Читать книгу The Element Encyclopedia of Ghosts and Hauntings: The Complete A–Z for the Entire Magical World - Theresa Cheung, Theresa Cheung - Страница 56
BATTLEFIELD HAUNTINGS
ОглавлениеPlaces identified with violence, trauma and intense emotion are typically thought to be subject to hauntings. There are few places more violent and traumatic than battlefields, and it isn’t surprising that many battlefield locations have hauntings associated with them. It is thought that most battlefield hauntings are residual hauntings, in which fragments of the battle are imprinted upon the psychic space of a place and picked up by sensitive individuals. Other hauntings are from spirits who can’t find peace due to the violent and abrupt nature of their deaths. Those who specialize in spirit releasement try to find ways to help these confused and traumatized souls move on. Some believe retrocognition is also an element in battlefield hauntings. Re-enactors, people who recreate battle scenes in history, often report hauntings during their recreations.
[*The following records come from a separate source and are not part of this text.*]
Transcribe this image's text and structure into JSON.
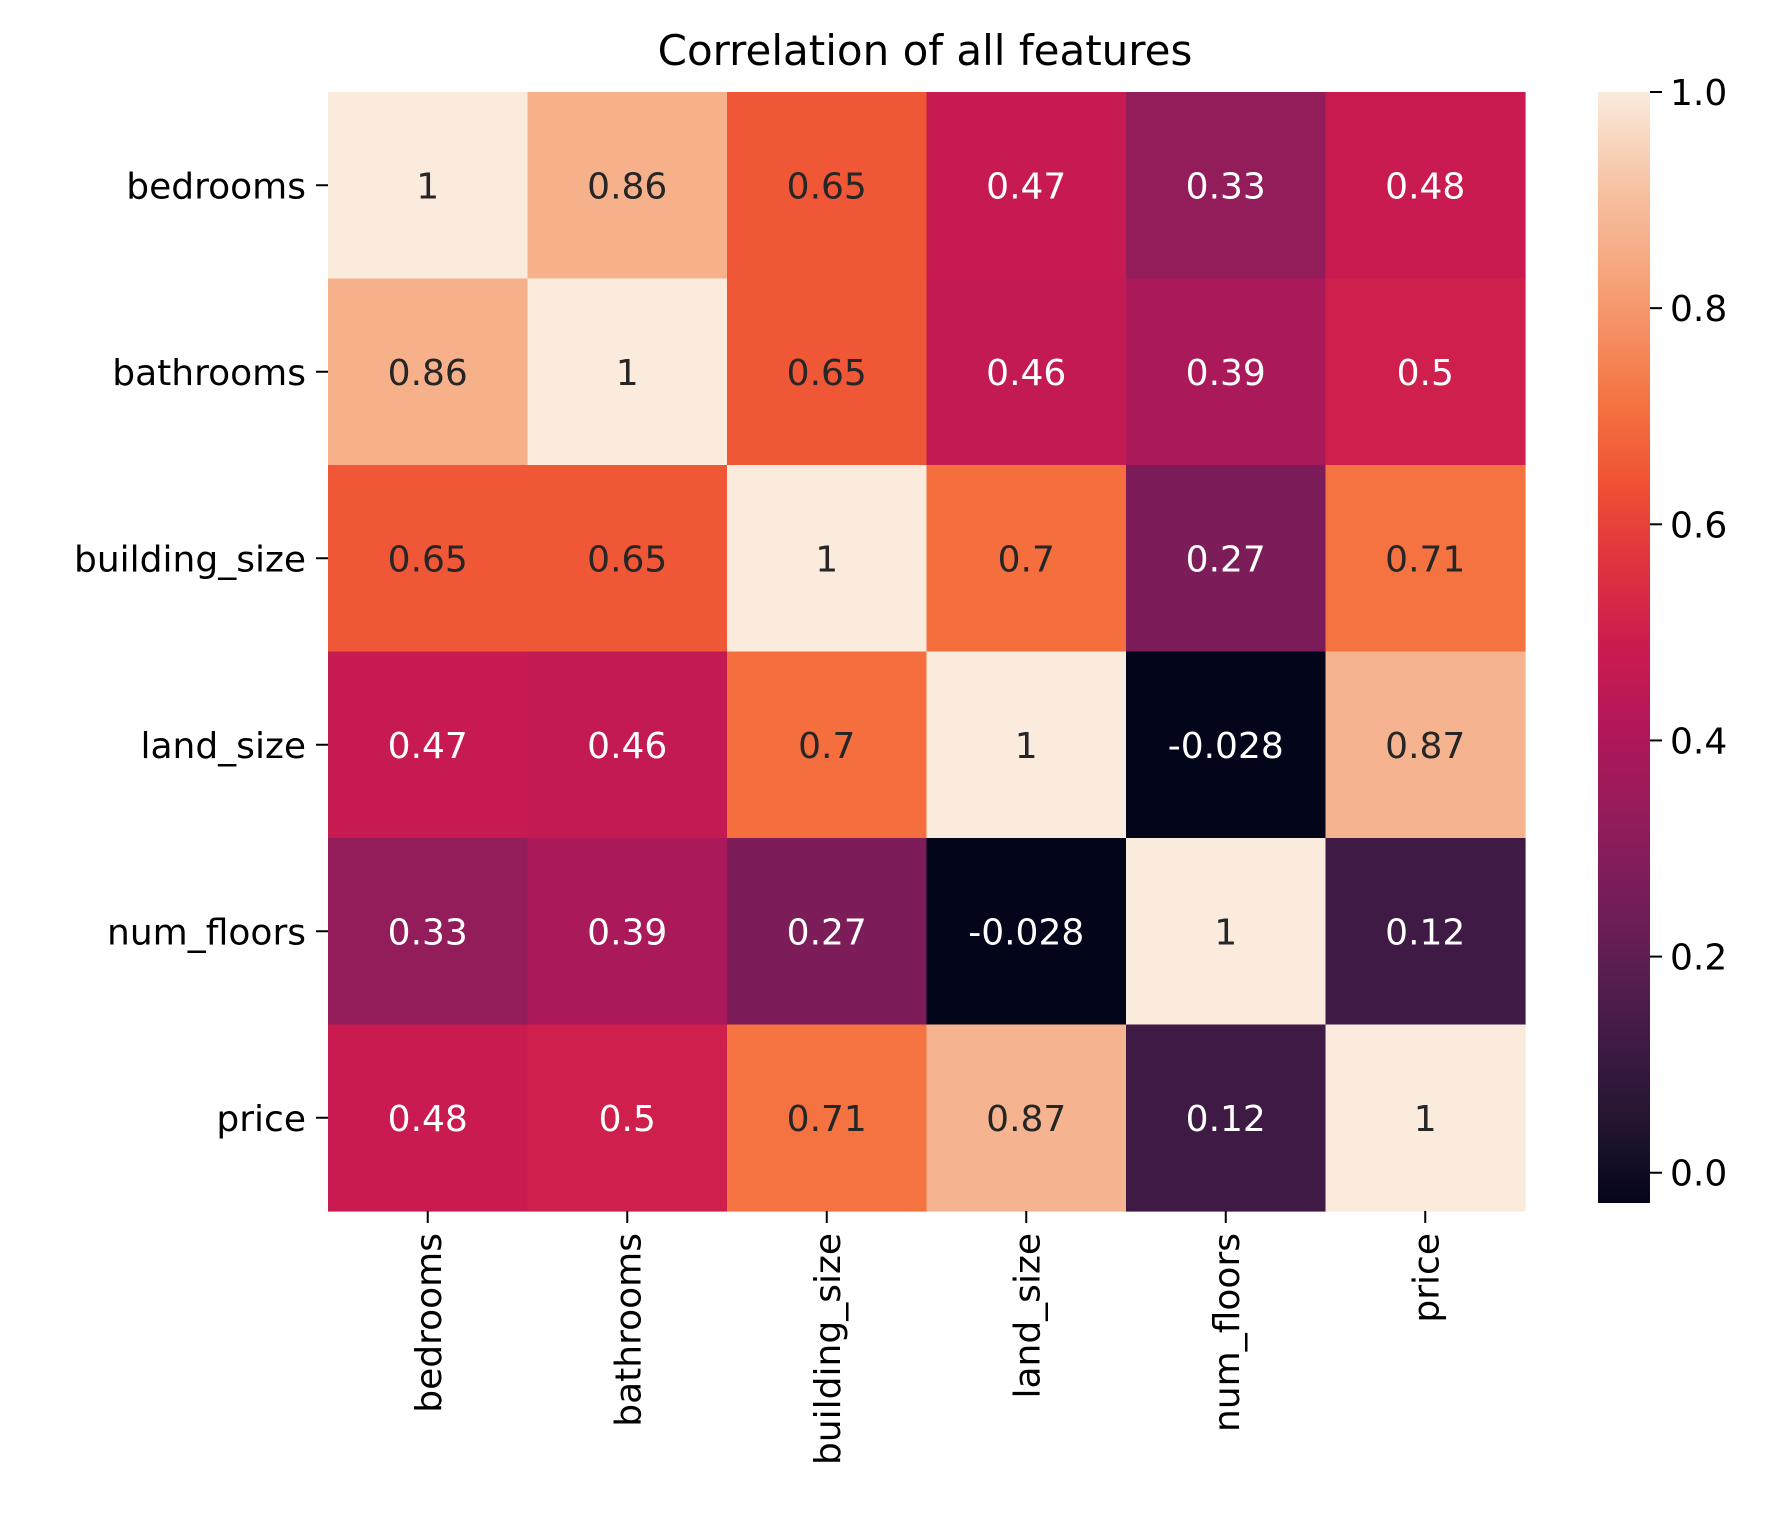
{
  "chart_data": {
    "type": "heatmap",
    "title": "Correlation of all features",
    "row_labels": [
      "bedrooms",
      "bathrooms",
      "building_size",
      "land_size",
      "num_floors",
      "price"
    ],
    "col_labels": [
      "bedrooms",
      "bathrooms",
      "building_size",
      "land_size",
      "num_floors",
      "price"
    ],
    "values": [
      [
        1,
        0.86,
        0.65,
        0.47,
        0.33,
        0.48
      ],
      [
        0.86,
        1,
        0.65,
        0.46,
        0.39,
        0.5
      ],
      [
        0.65,
        0.65,
        1,
        0.7,
        0.27,
        0.71
      ],
      [
        0.47,
        0.46,
        0.7,
        1,
        -0.028,
        0.87
      ],
      [
        0.33,
        0.39,
        0.27,
        -0.028,
        1,
        0.12
      ],
      [
        0.48,
        0.5,
        0.71,
        0.87,
        0.12,
        1
      ]
    ],
    "annotations": [
      [
        "1",
        "0.86",
        "0.65",
        "0.47",
        "0.33",
        "0.48"
      ],
      [
        "0.86",
        "1",
        "0.65",
        "0.46",
        "0.39",
        "0.5"
      ],
      [
        "0.65",
        "0.65",
        "1",
        "0.7",
        "0.27",
        "0.71"
      ],
      [
        "0.47",
        "0.46",
        "0.7",
        "1",
        "-0.028",
        "0.87"
      ],
      [
        "0.33",
        "0.39",
        "0.27",
        "-0.028",
        "1",
        "0.12"
      ],
      [
        "0.48",
        "0.5",
        "0.71",
        "0.87",
        "0.12",
        "1"
      ]
    ],
    "colorbar": {
      "vmin": -0.028,
      "vmax": 1.0,
      "ticks": [
        0.0,
        0.2,
        0.4,
        0.6,
        0.8,
        1.0
      ],
      "tick_labels": [
        "0.0",
        "0.2",
        "0.4",
        "0.6",
        "0.8",
        "1.0"
      ]
    },
    "colormap": {
      "name": "rocket",
      "stops": [
        "#03051a",
        "#231530",
        "#3e1a44",
        "#5c1e50",
        "#7a1d5a",
        "#971c5b",
        "#b31759",
        "#cb1b4f",
        "#e0313f",
        "#ef4f35",
        "#f4713f",
        "#f58f63",
        "#f6ad87",
        "#f7c8ab",
        "#faebdd"
      ]
    },
    "light_text_color": "#ffffff",
    "dark_text_color": "#262626"
  }
}
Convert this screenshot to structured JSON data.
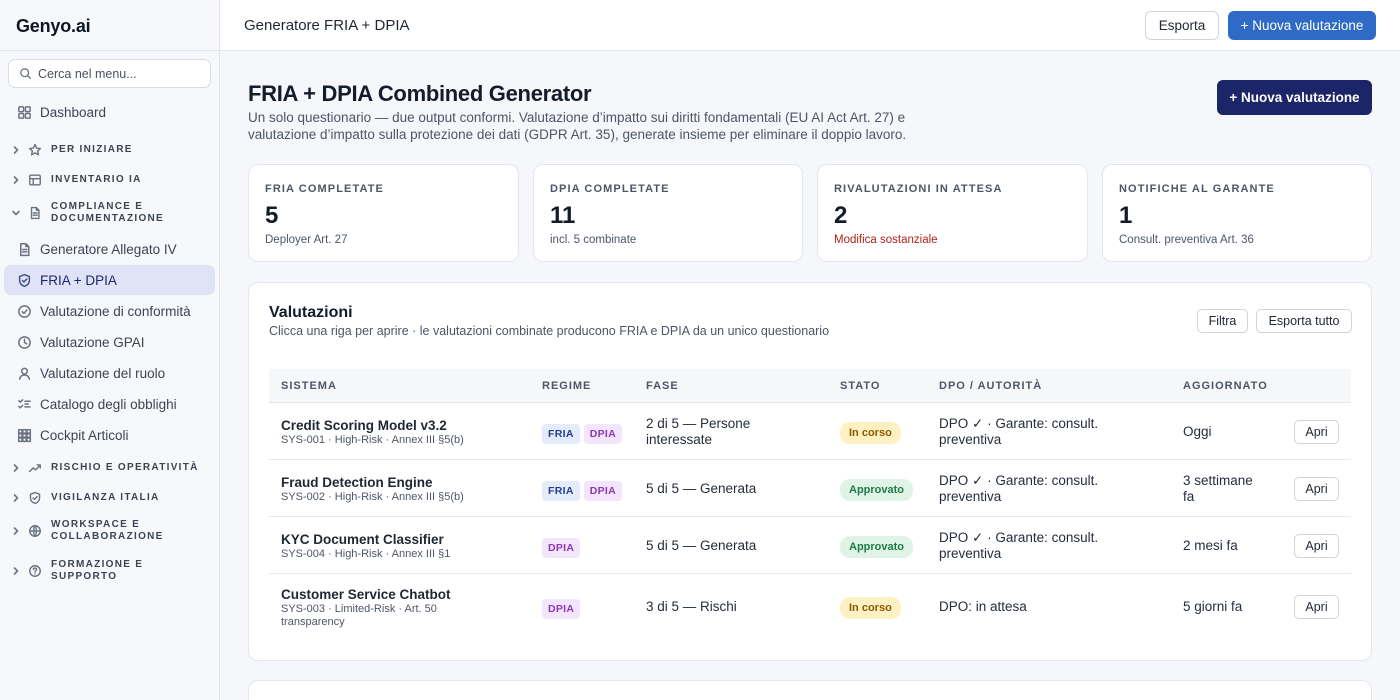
{
  "sidebar": {
    "logo": "Genyo.ai",
    "search_placeholder": "Cerca nel menu...",
    "dashboard": "Dashboard",
    "groups": {
      "per_iniziare": "PER INIZIARE",
      "inventario": "INVENTARIO IA",
      "compliance": "COMPLIANCE E DOCUMENTAZIONE",
      "rischio": "RISCHIO E OPERATIVITÀ",
      "vigilanza": "VIGILANZA ITALIA",
      "workspace": "WORKSPACE E COLLABORAZIONE",
      "formazione": "FORMAZIONE E SUPPORTO"
    },
    "items": [
      {
        "label": "Generatore Allegato IV",
        "icon": "document-icon"
      },
      {
        "label": "FRIA + DPIA",
        "icon": "shield-icon",
        "active": true
      },
      {
        "label": "Valutazione di conformità",
        "icon": "check-circle-icon"
      },
      {
        "label": "Valutazione GPAI",
        "icon": "clock-icon"
      },
      {
        "label": "Valutazione del ruolo",
        "icon": "user-icon"
      },
      {
        "label": "Catalogo degli obblighi",
        "icon": "checklist-icon"
      },
      {
        "label": "Cockpit Articoli",
        "icon": "grid-icon"
      }
    ]
  },
  "topbar": {
    "title": "Generatore FRIA + DPIA",
    "export_label": "Esporta",
    "new_label": "+ Nuova valutazione"
  },
  "header": {
    "title": "FRIA + DPIA Combined Generator",
    "description": "Un solo questionario — due output conformi. Valutazione d’impatto sui diritti fondamentali (EU AI Act Art. 27) e valutazione d’impatto sulla protezione dei dati (GDPR Art. 35), generate insieme per eliminare il doppio lavoro.",
    "new_label": "+ Nuova valutazione"
  },
  "stats": [
    {
      "label": "FRIA COMPLETATE",
      "value": "5",
      "note": "Deployer Art. 27"
    },
    {
      "label": "DPIA COMPLETATE",
      "value": "11",
      "note": "incl. 5 combinate"
    },
    {
      "label": "RIVALUTAZIONI IN ATTESA",
      "value": "2",
      "note": "Modifica sostanziale"
    },
    {
      "label": "NOTIFICHE AL GARANTE",
      "value": "1",
      "note": "Consult. preventiva Art. 36"
    }
  ],
  "table": {
    "title": "Valutazioni",
    "subtitle": "Clicca una riga per aprire · le valutazioni combinate producono FRIA e DPIA da un unico questionario",
    "filter_label": "Filtra",
    "export_all_label": "Esporta tutto",
    "columns": [
      "SISTEMA",
      "REGIME",
      "FASE",
      "STATO",
      "DPO / AUTORITÀ",
      "AGGIORNATO"
    ],
    "open_label": "Apri",
    "rows": [
      {
        "name": "Credit Scoring Model v3.2",
        "sub": "SYS-001 · High-Risk · Annex III §5(b)",
        "fria": "FRIA",
        "dpia": "DPIA",
        "phase": "2 di 5 — Persone interessate",
        "status": "In corso",
        "dpo": "DPO ✓ · Garante: consult. preventiva",
        "updated": "Oggi"
      },
      {
        "name": "Fraud Detection Engine",
        "sub": "SYS-002 · High-Risk · Annex III §5(b)",
        "fria": "FRIA",
        "dpia": "DPIA",
        "phase": "5 di 5 — Generata",
        "status": "Approvato",
        "dpo": "DPO ✓ · Garante: consult. preventiva",
        "updated": "3 settimane fa"
      },
      {
        "name": "KYC Document Classifier",
        "sub": "SYS-004 · High-Risk · Annex III §1",
        "fria": "",
        "dpia": "DPIA",
        "phase": "5 di 5 — Generata",
        "status": "Approvato",
        "dpo": "DPO ✓ · Garante: consult. preventiva",
        "updated": "2 mesi fa"
      },
      {
        "name": "Customer Service Chatbot",
        "sub": "SYS-003 · Limited-Risk · Art. 50 transparency",
        "fria": "",
        "dpia": "DPIA",
        "phase": "3 di 5 — Rischi",
        "status": "In corso",
        "dpo": "DPO: in attesa",
        "updated": "5 giorni fa"
      }
    ]
  },
  "colors": {
    "accent": "#2e6ac6",
    "navy": "#1b2567",
    "active_nav": "#dfe3f5",
    "warn": "#b42318"
  }
}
In the USA there are numerous haunted battlefields from the American Civil War (1861–1865) and other violent struggles in American history. For example, Antietam and the Old Baylor’s Massacre site in River Vale, New Jersey, where members of the local militia (known as Baylor’s Dragoons) were brutally slaughtered by German Hessians in 1778, abound with reports of hauntings and strange happenings. In the UK both medieval warrior phantoms and ghostly soldiers from the English Civil War have been reported, and numerous battlefields from the world wars have ghost stories linked to them.
One of the most well-known cases in World War I actually occurred in the midst of the conflict itself. The so-called Angels of Mons were thought to have saved retreating French and British soldiers during the battle of Mons, Belgium. According to reports of survivors, the retreating soldiers saw phantom figures on horseback preventing the Germans from slaughtering them all, but sceptics argue that they may have had visions due to intense stress, fear and pain. In World War II, one-seventh of Britain’s casualties came from losses due to bombing raids, and not surprisingly countless hauntings and phantom sounds of aeroplanes and sirens have been reported where bomber pilots made their runs.
Paranormal investigators who believe that hauntings can be caused by the consciousness of the living often use battlefield hauntings to support their case. They argue that the anguish war causes imprints itself on a nation’s collective memory, and that phantoms are a way of keeping the memory of such a tragic and vast loss of life alive.